A norm, by his looks one of the CAs — the criminally active students — was standing by the lockers. He turned to stare at Barbara as she walked down the hall. The cas weren’t too friendly to the special-skills students. None of the norms were, but the CAs, who sometimes tipped toward the sociopathic end of the scale, worried Barbara more than the other norms. Supposedly every student at Cobain was a suicide risk, but you kind of got the feeling that the CAs might just take you with them.

“Hey, spesh,” said the norm, fiddling with a bone-handled folding knife. “Guess what I’m thinking.”

Her class was through the first door, and she had to pass him to get there. She put an edge on her voice that was sharper than his knife. “I’m thinking you’d look pretty funny with half a dick…. And now you’re thinking, ‘I wonder if she can see into the future,’ because that wasn’t what you were thinking at all.”

The norm looked confused. “Psycho bitch,” he muttered, but he turned back to his locker and didn’t pursue her as she walked by.

In class, she took her seat at the back of the lab, in the Microsoft — Dow section, still fuming at what jerks norms were. Pretty much everyone had heard about the drowning at Lake Washington; Barbara didn’t bother to block it from her mind, even though she usually guarded her thoughts around the telepaths.

Minerva, seated next to her, looked up. “Entertain us!” she called out. “Barbie was there when Mrs. Rathbone made like a salmon and went extinct.”

Before Barbara could brace herself, almost everyone in the classroom was pushing for a place inside her brain, probing her consciousness with questions like icy fingers. Telepaths froze her nose, the way they plugged in at will.

“Did she die all at once, or was it slow and lingering?”

“Did our test scores die with her?”

“Did her bra fill up with water?”

“Entertain us!”

“Entertain us!”

“Entertain us!”

That was a Cobain thing. It meant one thing to the teachers, another to the students. To the teachers it meant “pay attention.” To the students it meant “stop whatever you’re doing that’s interesting and do what we want you to do.” To Kurt Cobain, of course, it had meant “stick a shotgun in your mouth.”

All she needed to do was answer. Tell them all the grim details. Make it sound funny, make it sound like she didn’t care. If she gave them what they wanted, she’d be one of the gang. So why couldn’t she do it?

“Nevermind,” Barbie said.

“Did she leave a note?” Minerva asked. She gave a nervous laugh.

“That’s not funny,” Barbie said. “It was an accident.”

The ITV buzzed on and Mr. Madonna spoke to the class.
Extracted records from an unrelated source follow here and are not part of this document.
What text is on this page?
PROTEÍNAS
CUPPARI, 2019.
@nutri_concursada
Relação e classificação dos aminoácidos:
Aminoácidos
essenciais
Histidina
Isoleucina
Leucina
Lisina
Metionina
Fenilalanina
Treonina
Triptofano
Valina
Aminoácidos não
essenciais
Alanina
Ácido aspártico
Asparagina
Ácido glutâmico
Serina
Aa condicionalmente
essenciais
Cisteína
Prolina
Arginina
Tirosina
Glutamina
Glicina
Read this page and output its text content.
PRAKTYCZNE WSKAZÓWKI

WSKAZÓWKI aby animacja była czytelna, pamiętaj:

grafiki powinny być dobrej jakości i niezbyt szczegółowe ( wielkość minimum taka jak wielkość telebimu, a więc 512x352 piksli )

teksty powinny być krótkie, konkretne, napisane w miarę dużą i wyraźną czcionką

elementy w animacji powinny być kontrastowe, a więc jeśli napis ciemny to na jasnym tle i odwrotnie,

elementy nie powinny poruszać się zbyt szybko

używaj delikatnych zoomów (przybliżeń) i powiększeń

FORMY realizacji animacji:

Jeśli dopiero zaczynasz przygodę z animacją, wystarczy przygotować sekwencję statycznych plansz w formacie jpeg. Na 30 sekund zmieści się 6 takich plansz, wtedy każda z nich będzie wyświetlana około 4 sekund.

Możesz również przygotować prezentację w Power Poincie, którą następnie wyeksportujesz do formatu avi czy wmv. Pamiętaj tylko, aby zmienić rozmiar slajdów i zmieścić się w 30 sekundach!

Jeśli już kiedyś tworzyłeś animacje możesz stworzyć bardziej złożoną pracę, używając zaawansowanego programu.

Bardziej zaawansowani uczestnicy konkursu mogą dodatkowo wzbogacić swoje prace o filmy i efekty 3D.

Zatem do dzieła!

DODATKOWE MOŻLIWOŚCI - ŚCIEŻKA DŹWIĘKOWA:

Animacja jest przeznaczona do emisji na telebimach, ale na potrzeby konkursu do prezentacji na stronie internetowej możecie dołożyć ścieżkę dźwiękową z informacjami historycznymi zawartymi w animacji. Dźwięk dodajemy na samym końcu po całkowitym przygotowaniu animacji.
“Special-skills students,” he said, “As most of you know, Mrs. Rathbone met with a tragic accident last night, in the service of Cobain High. I am sure she would want you to quietly resume your studies and to welcome Mr. Collins, who will be with you shortly. We can all be proud of Mrs. Rathbone, because Microsoft — Boeing will be presenting the basketball team with new uniforms in her memory. Grief counseling will be provided in the cafeteria at lunchtime, courtesy of Microsoft — Taco Bell, and there will be a celebration of life sponsored by Microsoft — Coca-Cola on Friday at noon.”